You can feel free to edit the main body of the poster template as you see fit — but do NOT edit the header formatting or change the dimensions. 

Add the title and primary mentor information directly from your approved abstract, as well as the subject category and your undergraduate or graduate level (delete the other category) in the top red portion of template.

  • You should include your primary mentor as well as any additional mentors in the authorship section in the main poster body or in acknowledgments. Do NOT add them at the top of the poster.
  • Be sure to include all collaborators in this portion as well. If you need to add student collaborators to your abstract, please share that information with us over email RISE@Northeastern.edu.

As you make your poster, here are a few important tips:

Just Right for RISE, Remember Your Audience: Again, RISE is an event for an educated, but non-specialist audience. Your poster should be technical enough to excite an expert, but not so technical that someone not in your field will be turned off. The idea is to start a conversation where you can go into more detail, depending on your interlocutor. Focus on the most important question you want a viewer to understand.

Use Images and Figures, Avoid the Wall of Text (no more than 1000 words in your poster): There will be many posters at RISE and you’ll want your poster to stand out. Use large images and figures to attract visual attention. Every detail of your project should not be in the poster — the idea is that you will use the poster as a prop for more engaged conversation. So use some big images and headers to signpost for your viewer the main points of your project and where it is headed.

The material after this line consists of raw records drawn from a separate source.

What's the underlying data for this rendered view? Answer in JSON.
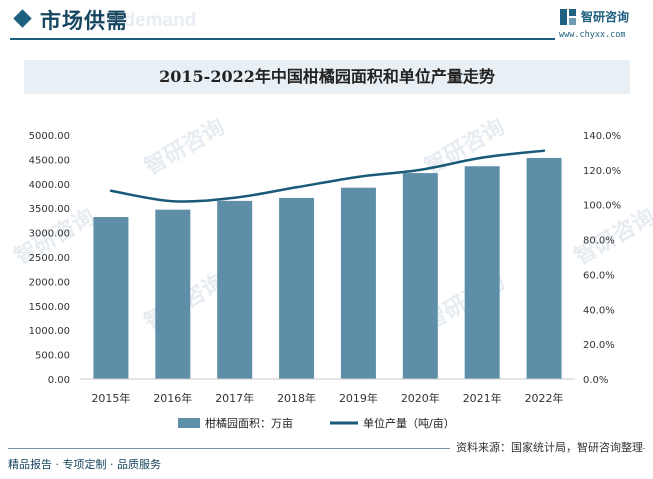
{
  "header": {
    "section_title": "市场供需",
    "section_bg_text": "nd demand",
    "brand_name": "智研咨询",
    "brand_url": "www.chyxx.com"
  },
  "watermark": "智研咨询",
  "colors": {
    "bar": "#5f8fa8",
    "line": "#1a5a78",
    "accent": "#1f5f7f"
  },
  "chart_data": {
    "type": "bar",
    "title": "2015-2022年中国柑橘园面积和单位产量走势",
    "categories": [
      "2015年",
      "2016年",
      "2017年",
      "2018年",
      "2019年",
      "2020年",
      "2021年",
      "2022年"
    ],
    "series": [
      {
        "name": "柑橘园面积：万亩",
        "type": "bar",
        "axis": "left",
        "values": [
          3320,
          3470,
          3650,
          3710,
          3920,
          4220,
          4360,
          4530
        ]
      },
      {
        "name": "单位产量（吨/亩）",
        "type": "line",
        "axis": "right",
        "values": [
          1.08,
          1.02,
          1.04,
          1.1,
          1.16,
          1.2,
          1.27,
          1.31
        ]
      }
    ],
    "y_left": {
      "min": 0,
      "max": 5000,
      "step": 500,
      "tick_labels": [
        "0.00",
        "500.00",
        "1000.00",
        "1500.00",
        "2000.00",
        "2500.00",
        "3000.00",
        "3500.00",
        "4000.00",
        "4500.00",
        "5000.00"
      ]
    },
    "y_right": {
      "min": 0,
      "max": 1.4,
      "step": 0.2,
      "tick_labels": [
        "0.0%",
        "20.0%",
        "40.0%",
        "60.0%",
        "80.0%",
        "100.0%",
        "120.0%",
        "140.0%"
      ]
    },
    "legend_position": "bottom",
    "grid": false
  },
  "footer": {
    "source": "资料来源：国家统计局，智研咨询整理",
    "tagline": "精品报告 · 专项定制 · 品质服务"
  }
}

A good practice is to start with an image or figure that you think responds to the prompts in each of the four areas above — BACKGROUND, MOTIVATION, AND GOALS; PROCESS AND METHODS; FINDINGS and PRODUCTS; and CONCLUSIONS and NEXT STEPS — and then build the poster around those visuals.

Again, Bigger Is Better: People will be walking by at a distance. Use large fonts, images, and figures at appropriate resolutions to make your poster easy to read.  Use bullets, numbering, and headlines where appropriate.

Other Advice for Creating a Poster

Here’s a short video about the process of uploading your poster to your approved abstract on the RISE Abstract Portal. You can view the slides here as well.

Please be sure to:

  • Have any mentors or collaborators review your poster before you submit.
  • Proofread your poster and make sure that the Submission ID, Primary Mentor Name, Subject Category, Level and Title reflect your approved abstract. Review your approved abstract.
  • Include any collaborators as well as mentors in the authorship line within the main body of the poster. Do NOT add these people to the top portion of the poster.
  • Once we review the posters, we will send them for printing and be in touch with next steps for those whose posters are approved.

Those who have posters accepted have the opportunity to share them live and in-person at RISE in Matthews Arena. All posters will also be showcased in our online gallery.

  • If your poster is accepted, you must be prepared to hang your poster the evening prior (or have one of your collaborators do so).
  • Those whose posters are accepted for in-person presentation, meanwhile, must be prepared to attend the entirety of RISE. Presenters are expected to be present from 1:00 PM to 3:30 PM ET on the day of RISE in Matthews Arena.
  • The official start time for RISE will be 1:30 PM ET. Participants will arrive at 1:00 PM ET to check-in and for a group photograph.